Dusing concluded his comments with a decidedly blunt assessment of the allegations that Hild and counsel have made about his performance in the criminal case and the connection of he and Lawrence to the proceedings.

“Trying the Hild matter before [the Southern District Court of New York] and in this venerable forum was a distinct professional privilege, and I deeply regret that the Court has had to engage in legal arguments that read like tabloid-fodder and which involve the private, personal business of lawyers appearing before it,” Dusing concluded in his affidavit.

Also including an affidavit calling the allegations into question was Katy Lawrence, who relates receiving nothing but positive feedback from the interested parties regarding she and Dusing’s performance in representing Hild at trial.

“The feedback from family and friends that were present for portions of the trial, supporting Mr. Hild in New York, was overwhelmingly positive from beginning to end,” Lawrence said. “Mr. Hild, at all times, beginning before the trial and continuing all the way through the conclusion of the trial and after the trial, made several positive comments expressing his gratitude for our efforts and tireless work on his behalf. I was shocked to learn from Mr. Dusing that Mr. Hild abruptly terminated our representation.”

Government: evidence sufficient to support guilty verdict

Lawyers representing the federal government reiterate that Hild and his new attorneys do not satisfactorily prove that the defense provided by Dusing and Lawrence was somehow insufficient, according to the filed brief.

“More fundamentally, Hild has failed to muster any evidence that counsel’s decision making during the trial was in any way influenced by the desire to shorten the trial and, indeed, the record evidence is to the contrary,” the government says.

Lawyers for the government go on to take issue with the two key requests that Hild has made regarding the trial’s verdict: either that he be acquitted from the guilty verdict reached by the original trial, or that he receive a new trial. The government contends that based on the facts presented in the actual April trial as well as through the sworn affidavits of Hild’s prior attorneys, neither of the requests should be met.

“Hild’s weight-of-the-evidence arguments fail substantially for the reasons that his motion for judgment of acquittal fails,” the government concludes. “Put simply, the evidence was sufficient for the jury to find Hild guilty. There is no basis for whatever for any concern, let alone a ‘real’ concern ‘that an innocent person may have been convicted.’ […] Hild’s motion for a new trial should be denied.”

The filing is currently awaiting a response by Judge Abrams.

Recent history

Hild was arrested by the Federal Bureau of Investigation (FBI) in 2019 for his alleged connection to a bond fraud scheme involving his reverse mortgage company, Live Well Financial, which had abruptly closed earlier that year. After enlisting New York-area attorneys initially, Hild dismissed them in favor of Mr. Dusing. After the trial was initially delayed due to the COVID-19 coronavirus pandemic, it commenced on April 13, and the jury handed in its verdict on April 30 after four hours of deliberations. Shortly after the verdict was reached, Hild enlisted his new representation and successfully delayed his sentencing from mid-August to early September.

Earlier this month, Hild’s attorneys filed motions in court to attempt to either secure an acquittal from the judge, or failing that to engage in a new trial due to allegedly insufficient representation from Hild’s prior counsel, Mr. Dusing and Ms. Lawrence.

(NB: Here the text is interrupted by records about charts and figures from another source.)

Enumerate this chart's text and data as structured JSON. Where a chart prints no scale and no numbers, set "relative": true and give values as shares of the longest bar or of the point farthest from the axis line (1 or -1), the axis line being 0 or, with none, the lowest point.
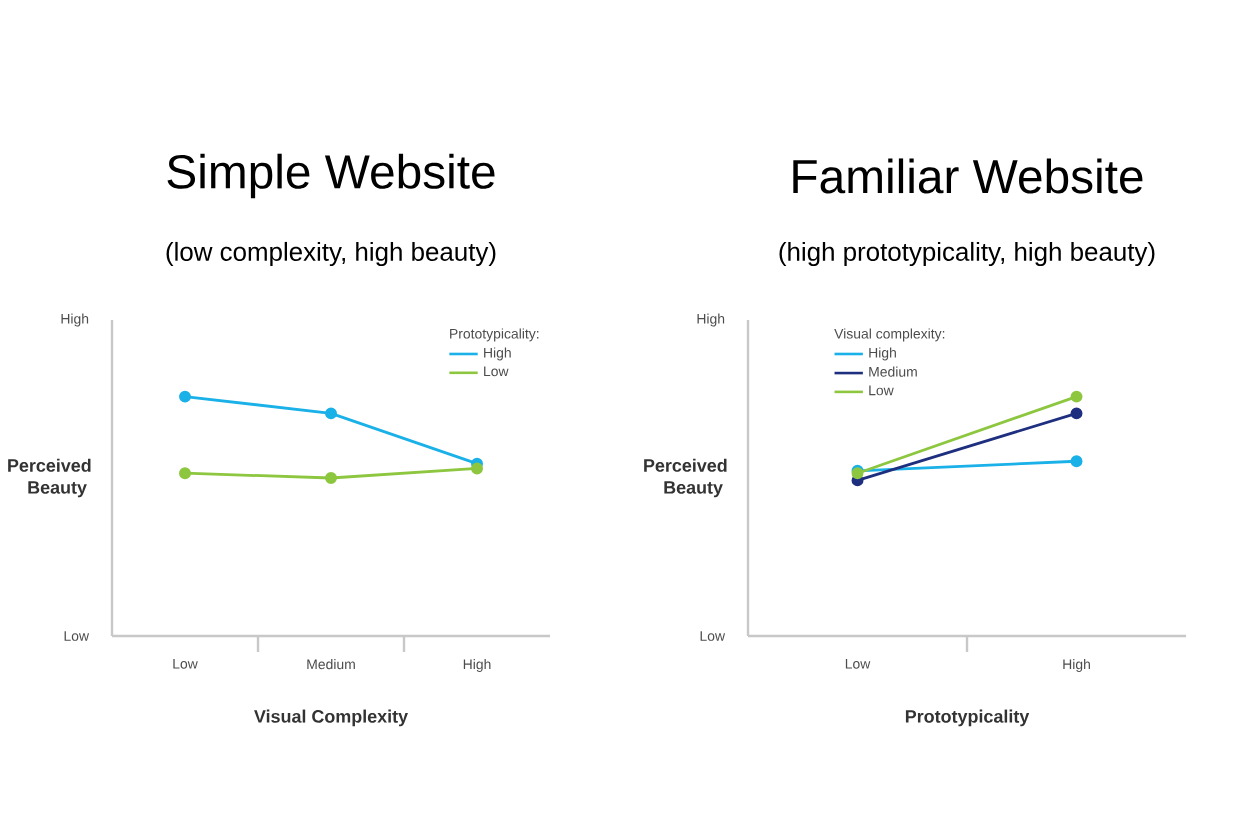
{
  "chart_data": [
    {
      "type": "line",
      "title": "Simple Website",
      "subtitle": "(low complexity, high beauty)",
      "xlabel": "Visual Complexity",
      "ylabel": "Perceived Beauty",
      "legend_title": "Prototypicality:",
      "categories": [
        "Low",
        "Medium",
        "High"
      ],
      "relative": true,
      "annotations": [
        "High",
        "Low"
      ],
      "legend": "top right",
      "marker": "circle",
      "line_style": "solid",
      "series": [
        {
          "name": "High",
          "color": "#1ab0e8",
          "values": [
            1,
            0.93,
            0.72
          ]
        },
        {
          "name": "Low",
          "color": "#8dc63f",
          "values": [
            0.68,
            0.66,
            0.7
          ]
        }
      ]
    },
    {
      "type": "line",
      "title": "Familiar Website",
      "subtitle": "(high prototypicality, high beauty)",
      "xlabel": "Prototypicality",
      "ylabel": "Perceived Beauty",
      "legend_title": "Visual complexity:",
      "categories": [
        "Low",
        "High"
      ],
      "relative": true,
      "annotations": [
        "High",
        "Low"
      ],
      "legend": "top left",
      "marker": "circle",
      "line_style": "solid",
      "series": [
        {
          "name": "High",
          "color": "#1ab0e8",
          "values": [
            0.69,
            0.73
          ]
        },
        {
          "name": "Medium",
          "color": "#1f2f7f",
          "values": [
            0.65,
            0.93
          ]
        },
        {
          "name": "Low",
          "color": "#8dc63f",
          "values": [
            0.68,
            1
          ]
        }
      ]
    }
  ]
}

Immediately prior to the news of its closure, Live Well Financial was the seventh-largest reverse mortgage lender in the industry, recording 1,707 Home Equity Conversion Mortgage (HECM) endorsements across both retail and wholesale channels in the 12-month period ending in February 2019, according to data compiled by Reverse Market Insight (RMI). It took several months for Live Well to fall out of the top 10 rankings due to its levels of business prior to shutting its doors.

Editor’s note: The language of this story was changed to more precisely reflect the outcome of the April 2021 trial.